Lubavitchers manning the tank will usually hand out brochures or cards with information about performing mitzvot and about the coming of Moshiach. They encourage passersby to perform mitzvot with an emphasis on those part of the Chabad mitzvah campaigns, and assist those who are willing to perform religious rituals, such as the putting on of Tefillin (phylacteries) with men and boys over Bar and bat mitzvah, and hand out candles and candle-lighting information to women and girls to light in honor of the Shabbat. In addition, during the holiday of Chanukah many Menorahs with candles are given out allowing people to bring the light of Chanukah into their own home, all in bringing the ultimate Moshiach closer.

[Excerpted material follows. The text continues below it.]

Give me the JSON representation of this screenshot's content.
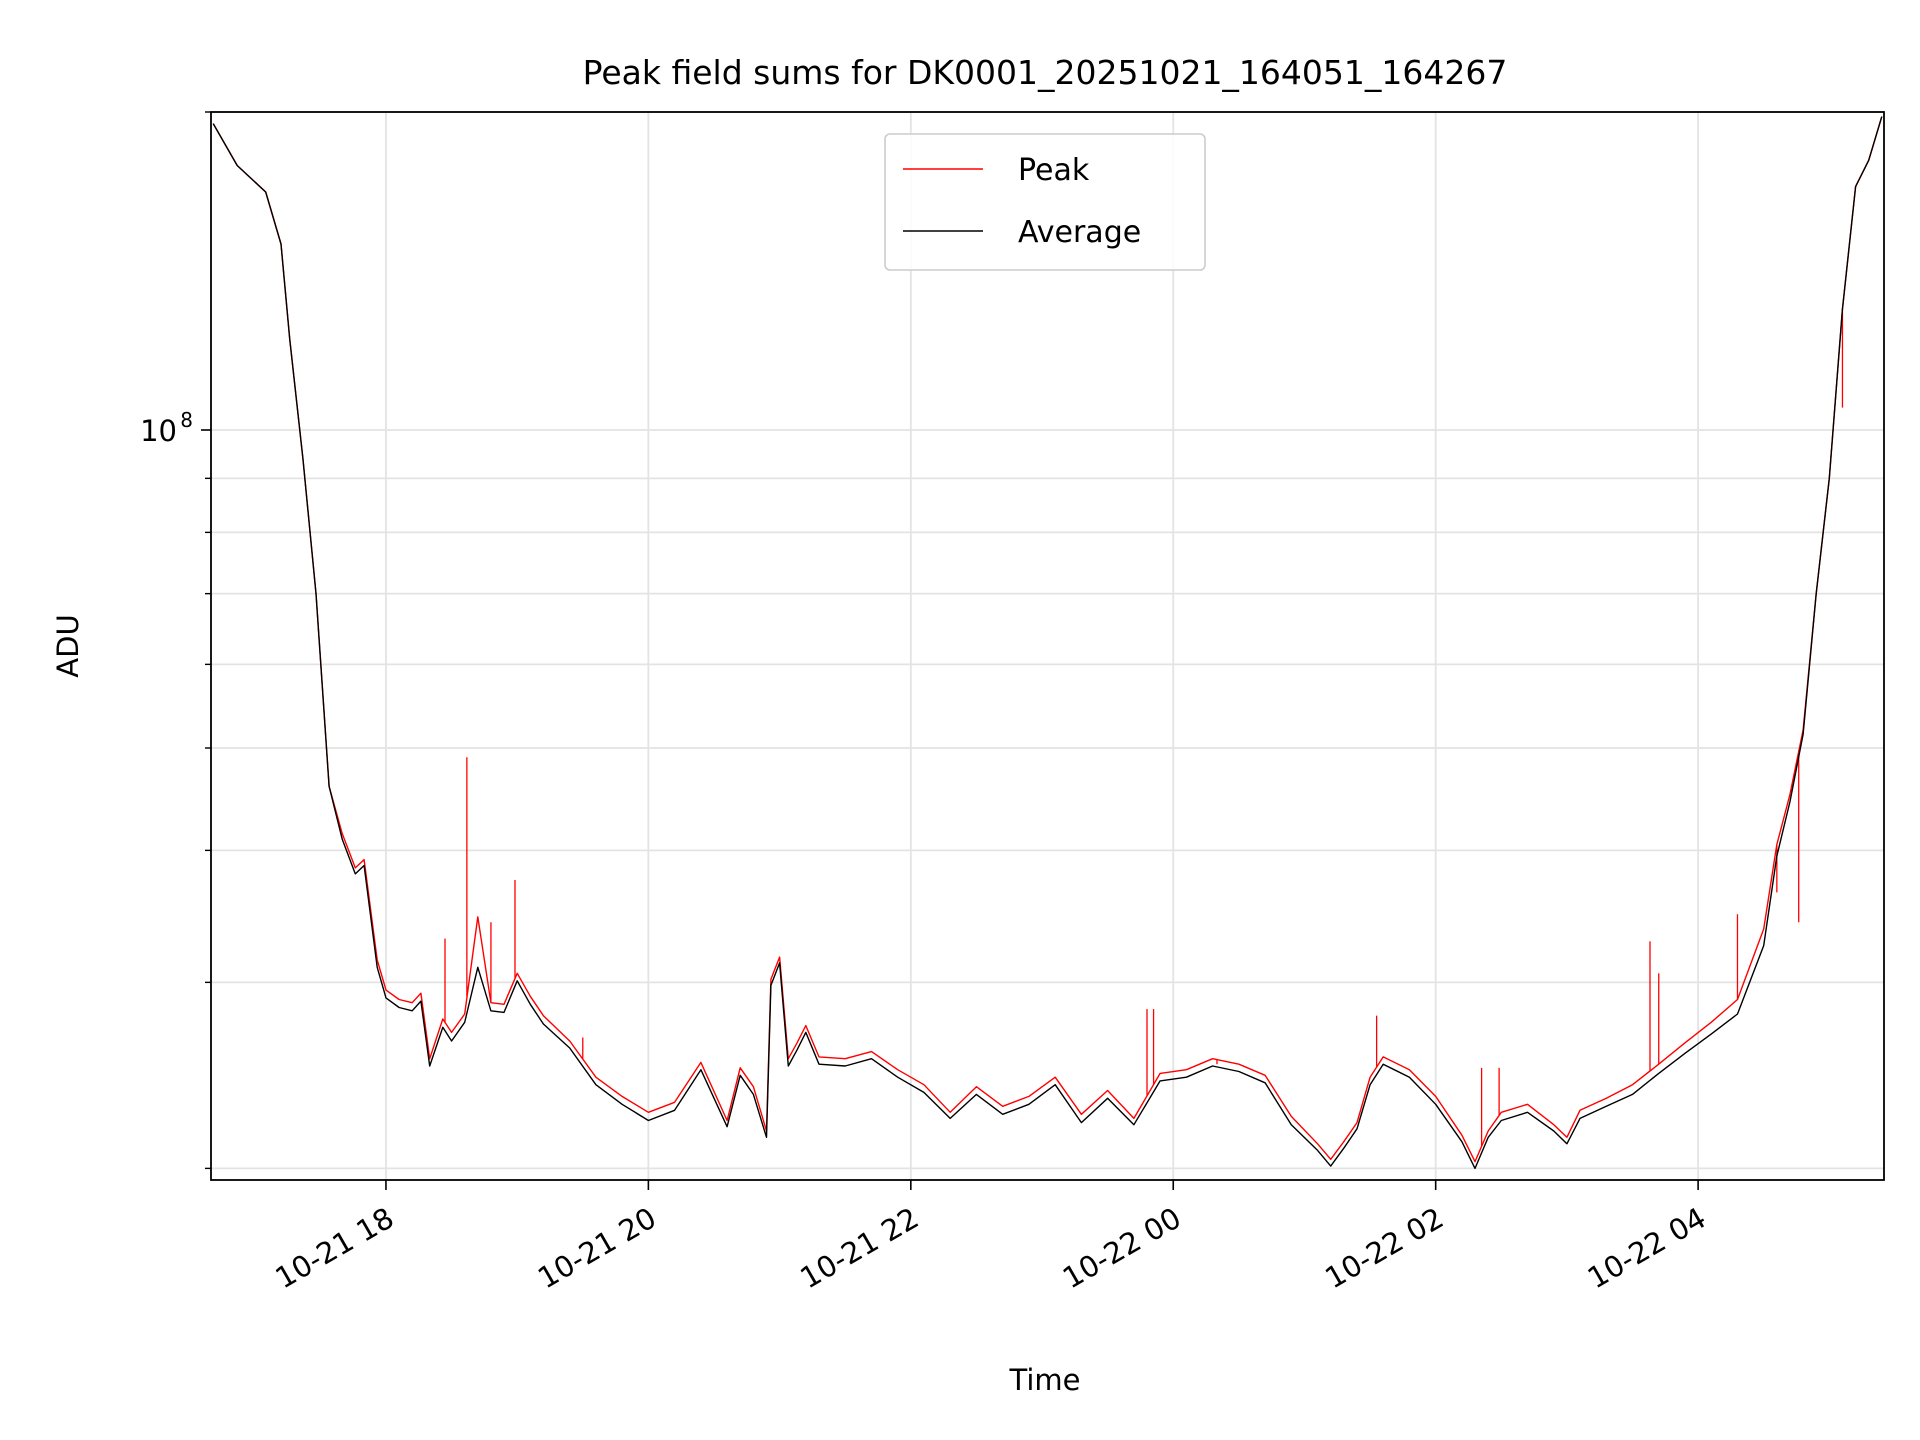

Some Mitzvah Tanks have traditional foods, like doughnuts, on board during that holiday as well.

==In Australia==
Around Pesach time in 2024, a few Rabbinic Chabad students in Melbourne, Australia founded the Mitzva tank office Melbourne. Every year, by Chanuka and Yud Aleph Nissan, the Lubavitcher Rebbe's birthday, they send out Mitzva tanks throughout Melbourne to spread Judaism. On Chanuka 2025, Sholom Shcreiber (who is long gone now), Yosef Yitzchok Lipskier and Mendel Aron were officially appointed directors of the office. The office also runs weekly Dvar Malchus Shiurim and early morning "Hashkeim" events to learn the Rebbe's Sichos.